A total of 285 Seehunds were constructed and allocated numbers in the range U-5501 to U-6442.
From the Allied point of view the Seehund’s small size made it almost impossible for Asdic to get a return from her hull, while her very quiet slow speed running made her almost immune to detection by hydrophone. As Admiral Sir Charles Little, Commander-in-Chief, Portsmouth put it, “Fortunately for us these damn things arrived too late in the war to do any damage”.
Seehunds operated mainly around the German coast and in the English Channel, and could attack on the surface in turbulent weather, but had to be almost stationary for submerged attacks. From January to April 1945 Seehunds performed 142 sorties, during which they sank 8 ships for a total of 17,301 tons and damaged 3 for a total of 18,384 tons; 35 Seehunds were lost in action.
The last Seehund sorties took place on 28 April and 2 May 1945, when two special missions were performed to resupply the cutoff German base at Dunkirk with rations, the boats carrying special food containers (nicknamed “butter torpedoes”) instead of torpedoes, and on the return voyage using the containers to carry mail from the Dunkirk garrison.
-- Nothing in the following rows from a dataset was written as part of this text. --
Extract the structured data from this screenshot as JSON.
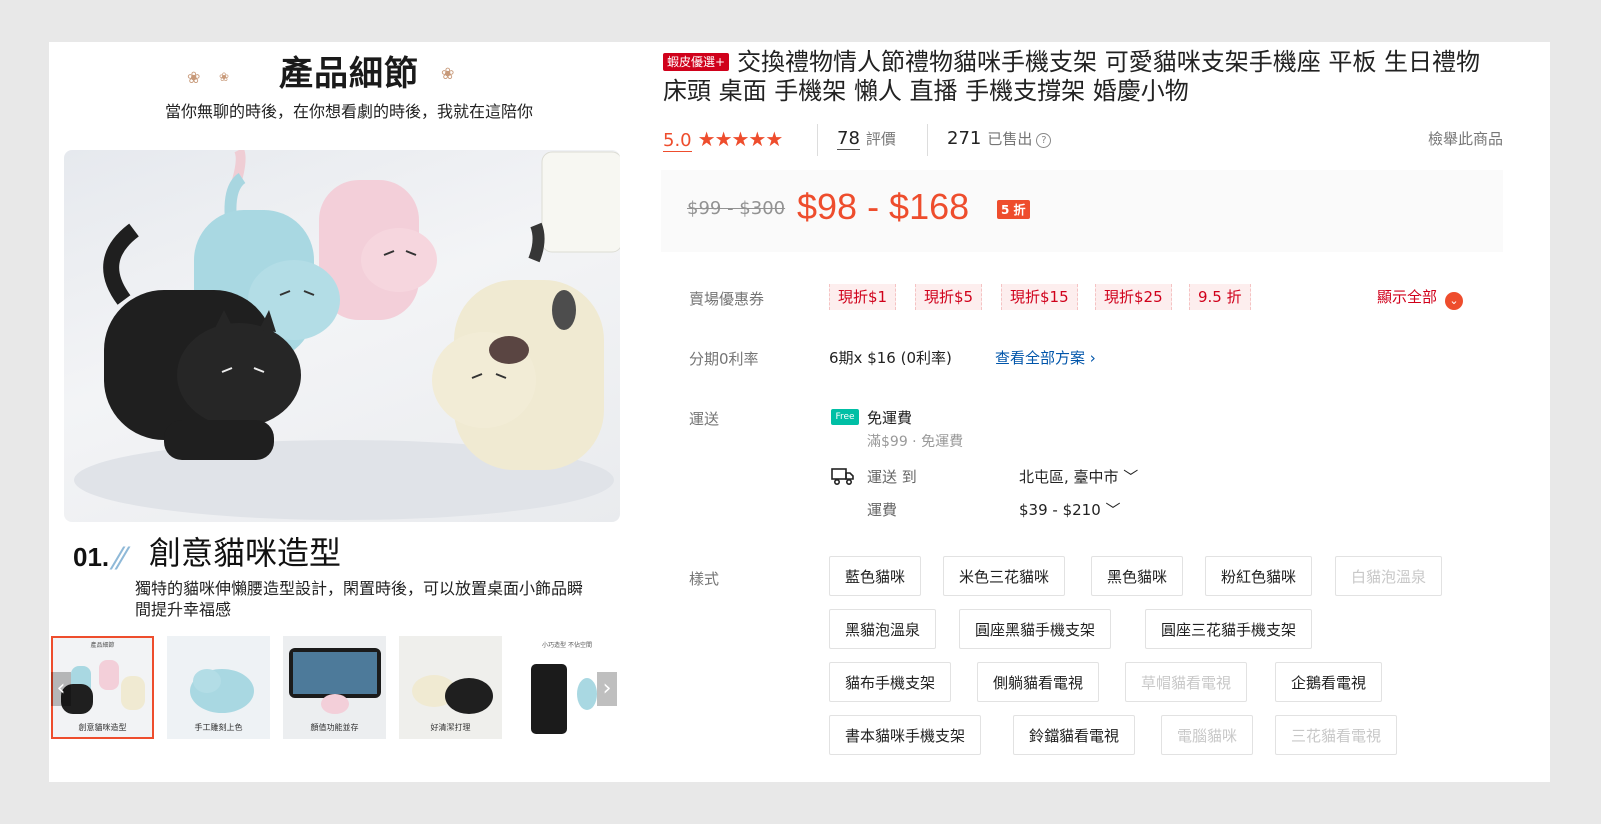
{
  "gallery": {
    "hero_title": "產品細節",
    "hero_subtitle": "當你無聊的時後，在你想看劇的時後，我就在這陪你",
    "feature_number": "01.",
    "feature_title": "創意貓咪造型",
    "feature_desc": "獨特的貓咪伸懶腰造型設計，閑置時後，可以放置桌面小飾品瞬間提升幸福感",
    "thumbnails": [
      {
        "caption": "創意貓咪造型",
        "mini": "產品細節"
      },
      {
        "caption": "手工雕刻上色",
        "mini": ""
      },
      {
        "caption": "顏值功能並存",
        "mini": ""
      },
      {
        "caption": "好清潔打理",
        "mini": ""
      },
      {
        "caption": "",
        "mini": "小巧造型 不佔空間"
      }
    ],
    "prev_arrow": "‹",
    "next_arrow": "›"
  },
  "product": {
    "preferred_badge": "蝦皮優選+",
    "title": "交換禮物情人節禮物貓咪手機支架 可愛貓咪支架手機座 平板 生日禮物 床頭 桌面 手機架 懶人 直播 手機支撐架 婚慶小物",
    "rating": "5.0",
    "stars": "★★★★★",
    "reviews_count": "78",
    "reviews_label": "評價",
    "sold_count": "271",
    "sold_label": "已售出",
    "help_icon": "?",
    "report_label": "檢舉此商品"
  },
  "price": {
    "original": "$99 - $300",
    "current": "$98 - $168",
    "discount": "5 折"
  },
  "vouchers": {
    "label": "賣場優惠券",
    "items": [
      "現折$1",
      "現折$5",
      "現折$15",
      "現折$25",
      "9.5 折"
    ],
    "show_all": "顯示全部",
    "show_all_icon": "⌄"
  },
  "installment": {
    "label": "分期0利率",
    "value": "6期x $16 (0利率)",
    "link": "查看全部方案 ›"
  },
  "shipping": {
    "label": "運送",
    "free_icon": "Free",
    "free_text": "免運費",
    "free_sub": "滿$99 · 免運費",
    "to_label": "運送 到",
    "to_value": "北屯區, 臺中市 ﹀",
    "fee_label": "運費",
    "fee_value": "$39 - $210 ﹀"
  },
  "variants": {
    "label": "樣式",
    "items": [
      {
        "name": "藍色貓咪",
        "available": true
      },
      {
        "name": "米色三花貓咪",
        "available": true
      },
      {
        "name": "黑色貓咪",
        "available": true
      },
      {
        "name": "粉紅色貓咪",
        "available": true
      },
      {
        "name": "白貓泡溫泉",
        "available": false
      },
      {
        "name": "黑貓泡溫泉",
        "available": true
      },
      {
        "name": "圓座黑貓手機支架",
        "available": true
      },
      {
        "name": "圓座三花貓手機支架",
        "available": true
      },
      {
        "name": "貓布手機支架",
        "available": true
      },
      {
        "name": "側躺貓看電視",
        "available": true
      },
      {
        "name": "草帽貓看電視",
        "available": false
      },
      {
        "name": "企鵝看電視",
        "available": true
      },
      {
        "name": "書本貓咪手機支架",
        "available": true
      },
      {
        "name": "鈴鐺貓看電視",
        "available": true
      },
      {
        "name": "電腦貓咪",
        "available": false
      },
      {
        "name": "三花貓看電視",
        "available": false
      }
    ]
  },
  "colors": {
    "accent": "#ee4d2d",
    "voucher_text": "#d0011b",
    "link": "#0055aa"
  }
}
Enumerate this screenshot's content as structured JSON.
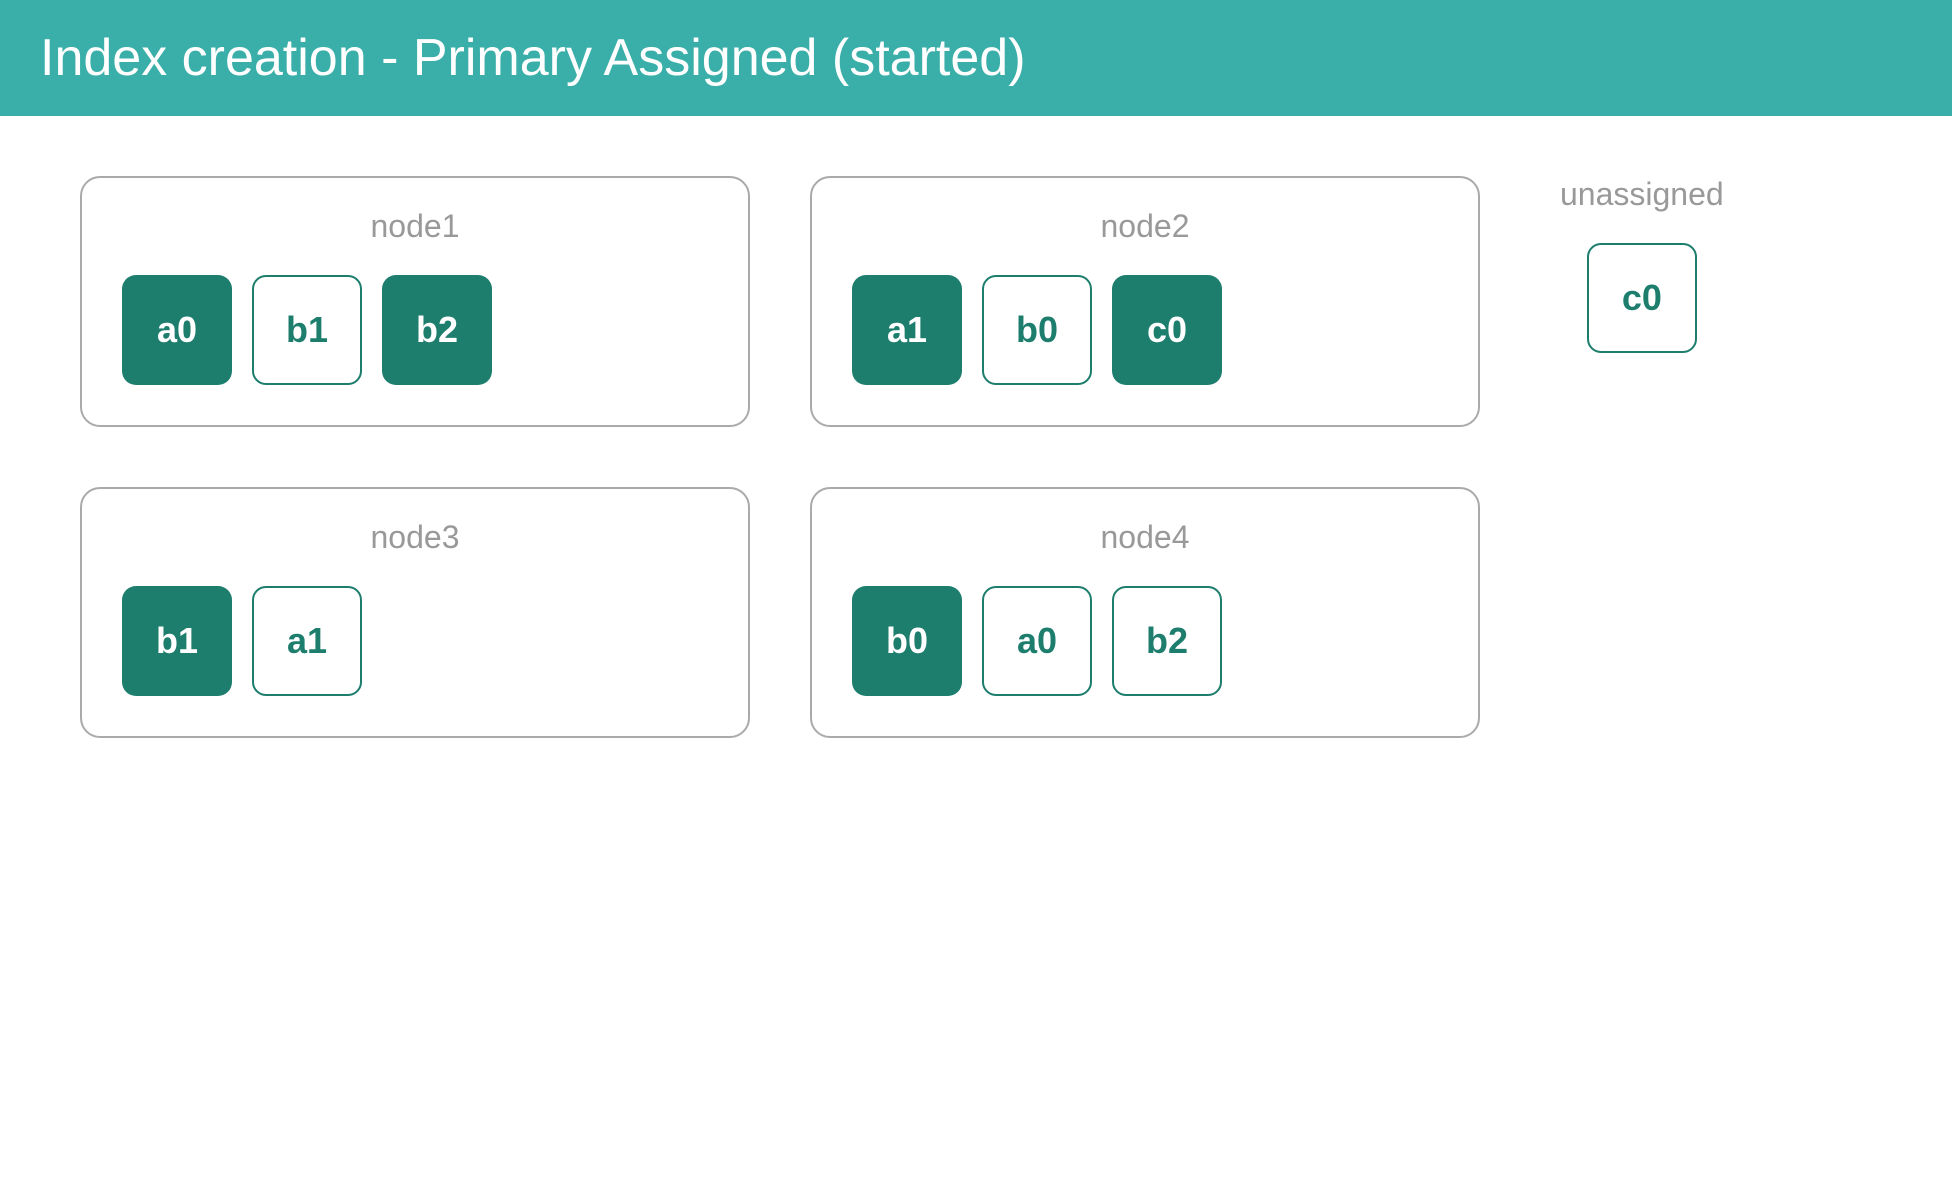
{
  "header": {
    "title": "Index creation - Primary Assigned (started)"
  },
  "nodes": [
    {
      "id": "node1",
      "label": "node1",
      "shards": [
        {
          "name": "a0",
          "type": "primary"
        },
        {
          "name": "b1",
          "type": "replica"
        },
        {
          "name": "b2",
          "type": "primary"
        }
      ]
    },
    {
      "id": "node2",
      "label": "node2",
      "shards": [
        {
          "name": "a1",
          "type": "primary"
        },
        {
          "name": "b0",
          "type": "replica"
        },
        {
          "name": "c0",
          "type": "primary"
        }
      ]
    },
    {
      "id": "node3",
      "label": "node3",
      "shards": [
        {
          "name": "b1",
          "type": "primary"
        },
        {
          "name": "a1",
          "type": "replica"
        }
      ]
    },
    {
      "id": "node4",
      "label": "node4",
      "shards": [
        {
          "name": "b0",
          "type": "primary"
        },
        {
          "name": "a0",
          "type": "replica"
        },
        {
          "name": "b2",
          "type": "replica"
        }
      ]
    }
  ],
  "unassigned": {
    "label": "unassigned",
    "shards": [
      {
        "name": "c0",
        "type": "replica"
      }
    ]
  },
  "colors": {
    "header_bg": "#3aafa9",
    "primary_bg": "#1e7e6e",
    "replica_border": "#1e7e6e"
  }
}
The French navy received four units as war damage, and commissioned them as S 621, S 622, S 623 and S624. They were used until August 1953. S 622 is preserved and on display at Brest naval museum.
The U-5075 is on display at the United States Naval Shipbuilding Museum, part of the Massachusetts Military Research Center, in Quincy, Massachusetts. Occasional amateur radio events are conducted by this museum ship, using the callsign WW2MAN.